The brains behind Brockhampton. Ashlan Grey

Boy bands are cookie cutter: a top producer grabs a bunch of cute boys and sets them up with a sweet record deal, tons of promotion, and ultimately, success from the get-go. And as much as everyone loves New Kids on the Block or *NSYNC, the days of boy bands past are over.

Brockhampton, a collective of 17 rappers, singers, musicians, producers, artists, designers (and even a few web developers) aren't about trying to be a poster on the bedroom walls of preteens—they're pushing to become the first hip hop boy band of its kind.

A few of its members (whom are nearly all under the age of 24) met through previous rap groups, and the rest met online on an Internet forum dedicated to Kanye West, KanyeToThe. Eventually they realized they all lived in fairly close proximity to each other in San Marcos, Texas, and began crafting their unique persona as the first hip hop boy band.

The group has grown nearly exponentially since 2016: They’ve released two records this summer alone, with plans for a third to drop later this month. And their popularity shows. The line to get into their sold out show at Chop Suey on Thursday night wrapped almost entirely around the venue. It took me over an hour to get inside, and by the end of the night the crowd inside the venue was overflowing into the street.

As the group started filling up Chop Suey’s tiny setup, Kevin Abstract, the ringleader, shouted, “Brockhampton is the greatest boy band in the world because we got this song right here,” and the angelic set of string instruments that signal the intro to “GUMMY” began.

Kanye’s influence on Brockhampton is strong. “JUNKY” is Brockhampton at their hardest, tackling rape culture, drug addiction, and masculinity in rap in separate verses.

While previous boy bands relentlessly battle rumors of being gay, Brockhampton discusses the impacts of actually being gay in rape.
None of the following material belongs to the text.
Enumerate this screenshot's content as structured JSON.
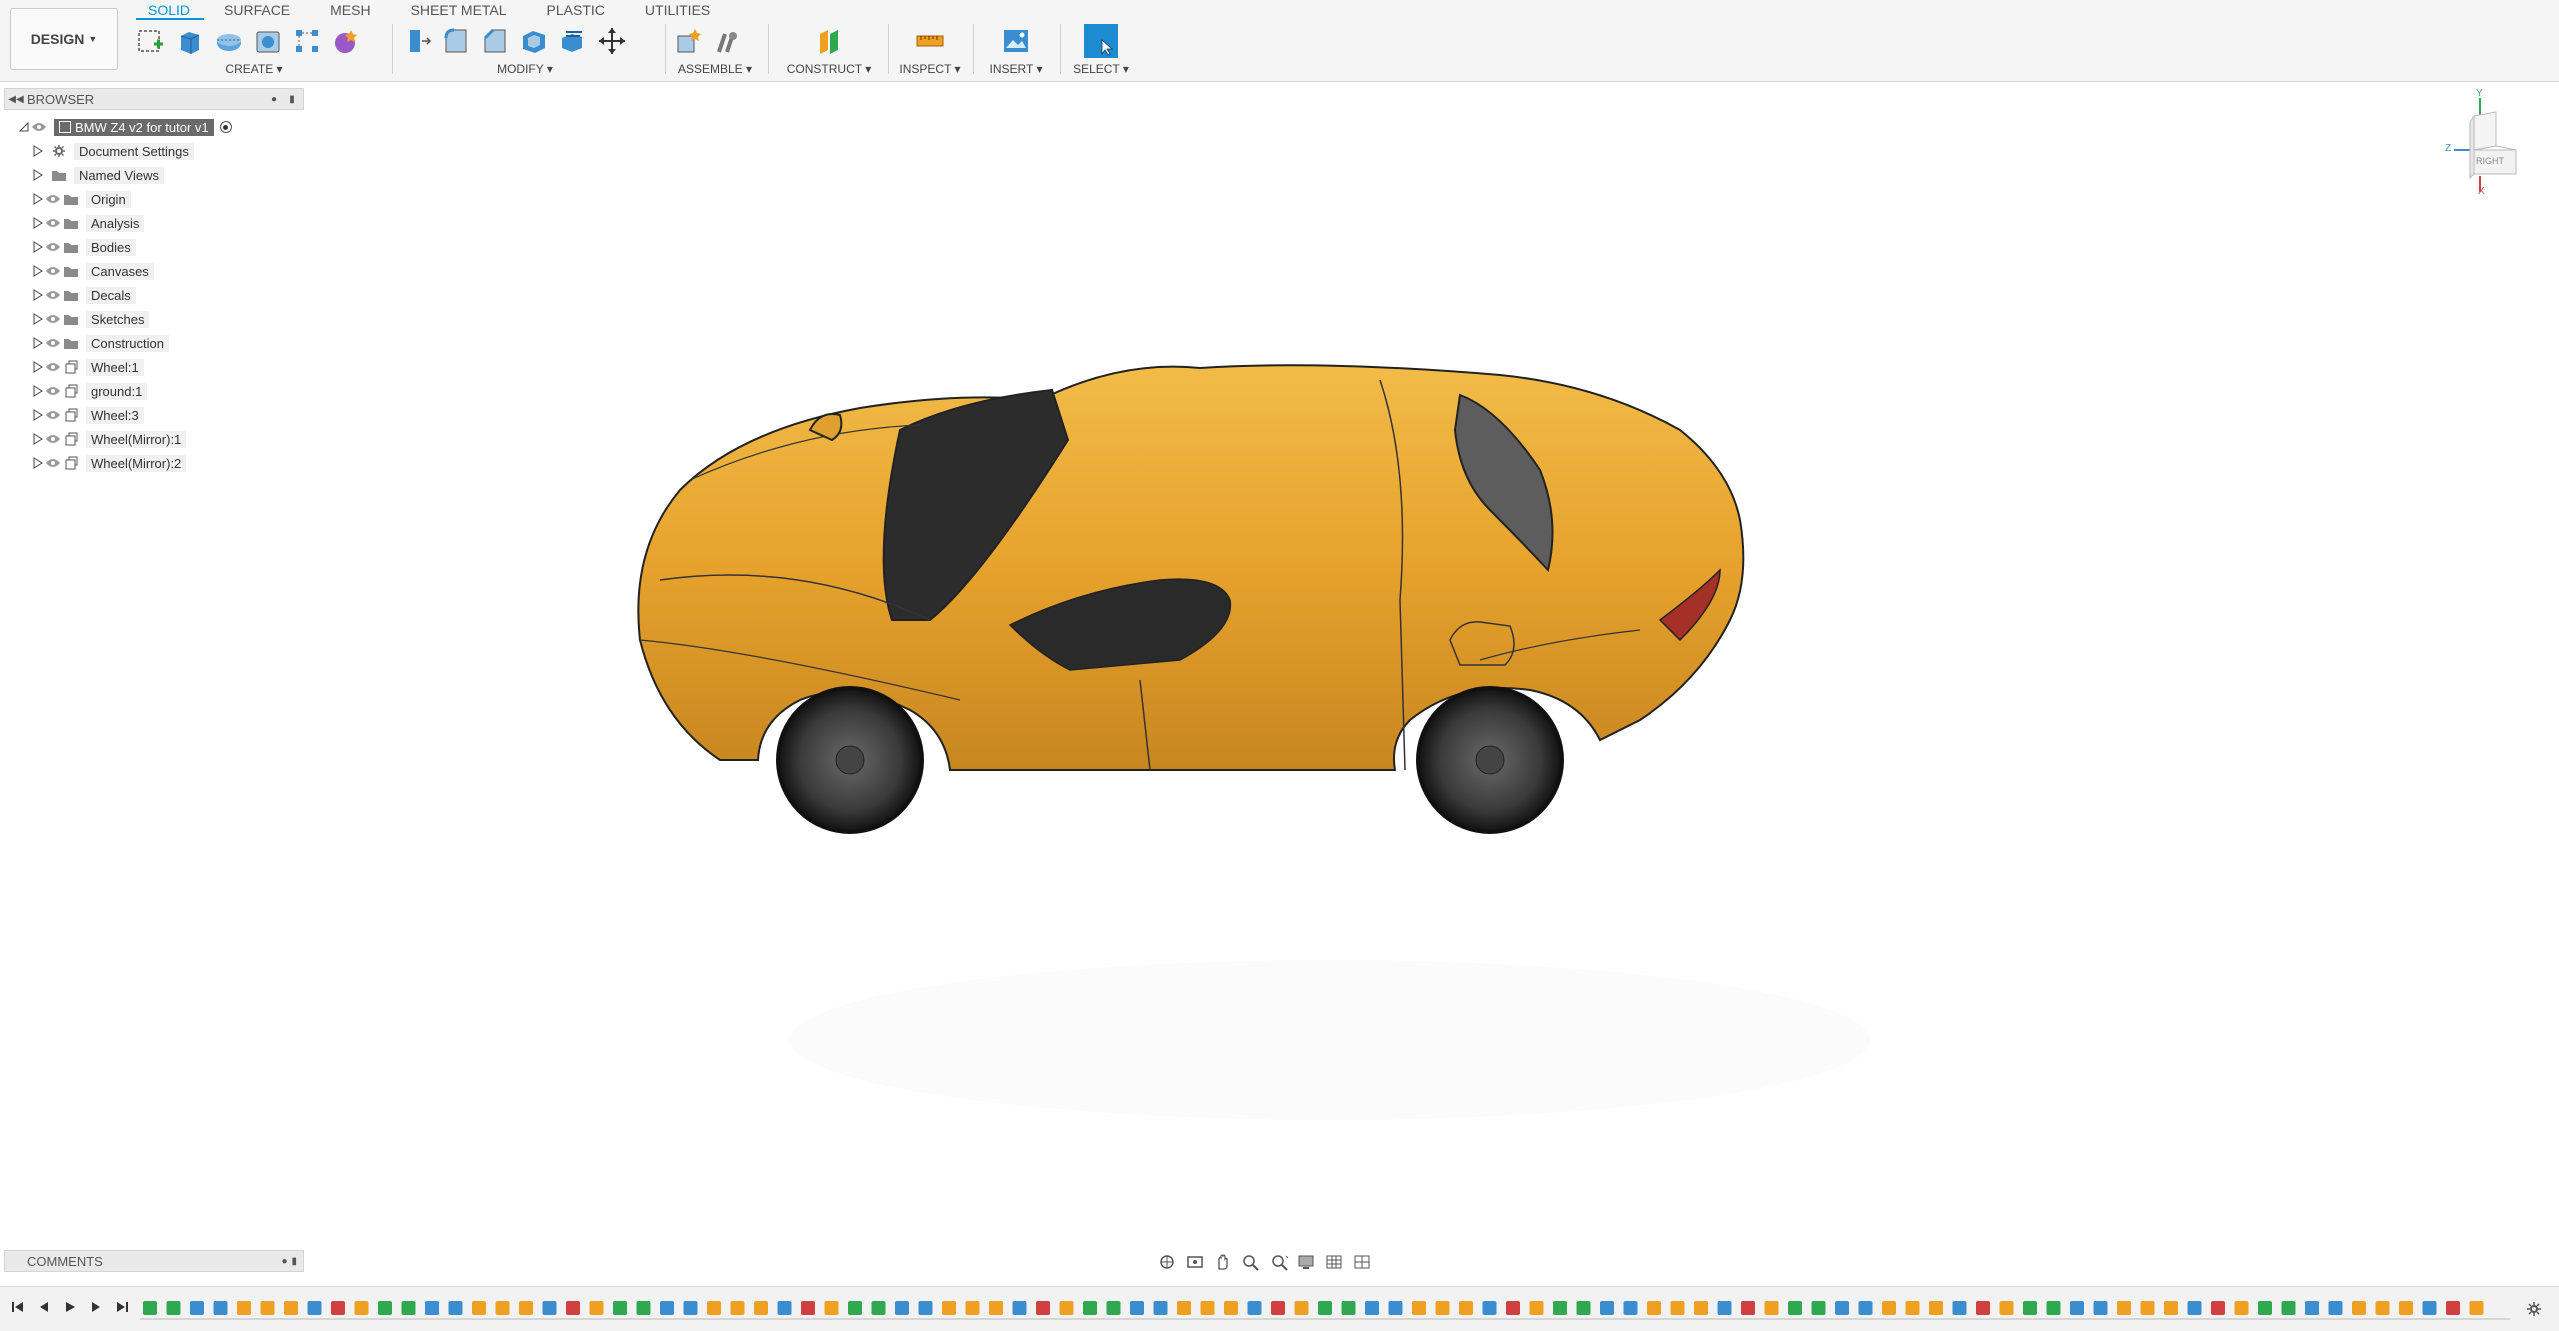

Abstract says, “Why you always rap about bein’ gay?” in a question to himself, before saying that there aren't enough gay rappers in the industry. Later on, he gets personal, saying his mother never accepted him once she found out about his sexuality.

Songs like “QUEER” and “SWAMP” also critique stereotypes of success, as well as being famous, why people feel the need to be rich, and what makes them “weird.” This is what makes Brockhampton feel so refreshing. They're real. They're rapping about what makes them real, and they're doing what they want with no regards to what is normal in hip hop culture or boy band culture.

Brockhampton is opinionated, and they’re pretty facetious about it. About halfway through the set, Abstract started chanting, “Fuck Pitchfork!” over and over again for a solid few minutes, alluding to their first record, Saturation, which received a 6.5 rating earlier this year from the website. The rating led to a tweet from Abstract, who told Pitchfork to never review their records again. And now on tour, Brockhampton is selling merch with images of both the rating and the tweet.

The best part about Brockhampton is that they’re able to be so many things at once. Slated with a slew of producers, artists, web developers, and videographers, Brockhampton does everything in-house, from photos to videos to album artwork in addition to the music.

And music-wise, they're able to have pretty, quiet moments, like when Bearface steps up with his guitar, and they’re able to have hard, loud haunts when nearly all 17 members are chanting on stage. At times it got awkward with more than 10 people aimlessly standing while just one person was actively doing something, but the music really speaks for itself.

Brockhampton can be overwhelming, but they’re creating the most exciting new hip hop out right now. They’re asking real questions about being a twenty-something in today’s world, and they’re creating a community on top of it. They’re relatable boys from Texas in a redefined boy band—go ahead and dive in.